David Angel, deputy district attorney of Santa Clara County, Calif., said his office instituted many of these eyewitness reforms in 2001. "Basically, it was not difficult to make the switchover," Angel said, and there was almost no additional cost.
And since defense attorneys recently have started to seize on faulty eyewitness identification procedures at trials, Lee Solomon, a deputy U.S. attorney in New Jersey, said using the guidelines would prevent acquittals of guilty people on technicalities.
When his state adopted the reforms, "I really believed it would help us win more cases."
But there's an even bigger reason to make sure eyewitness identifications snare the right people, said Amy Klobuchar, attorney for Minnesota's Hennepin County.
If the wrong people are identified, she said, "not only are we going to be convicting the wrong people, we're going to have rapists and murderers out on our streets."
Thompson knows that very well. She identified Cotton in two trials before DNA evidence proved another man had raped her.

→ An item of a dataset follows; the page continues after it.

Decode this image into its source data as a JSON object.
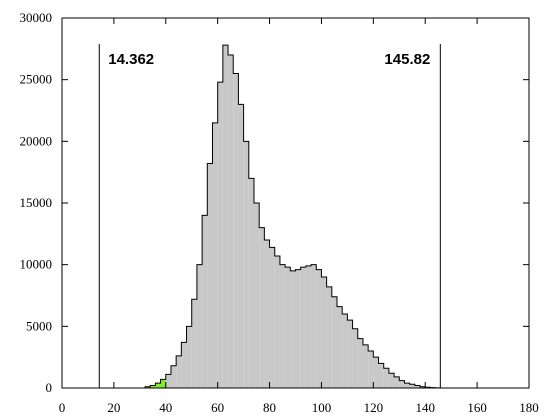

That man, Bobby Poole, was free for nine months after he raped her, until he was charged with other rapes and sent to prison for life, where he bragged about having attacked Thompson, too.
Although she now knows Cotton is innocent, Thompson said her experience showed how picking the wrong photo from a lineup can forever alter the victim's perception of the crime.
"I know Ronald's an innocent man, but I still see his face in my nightmares," she said.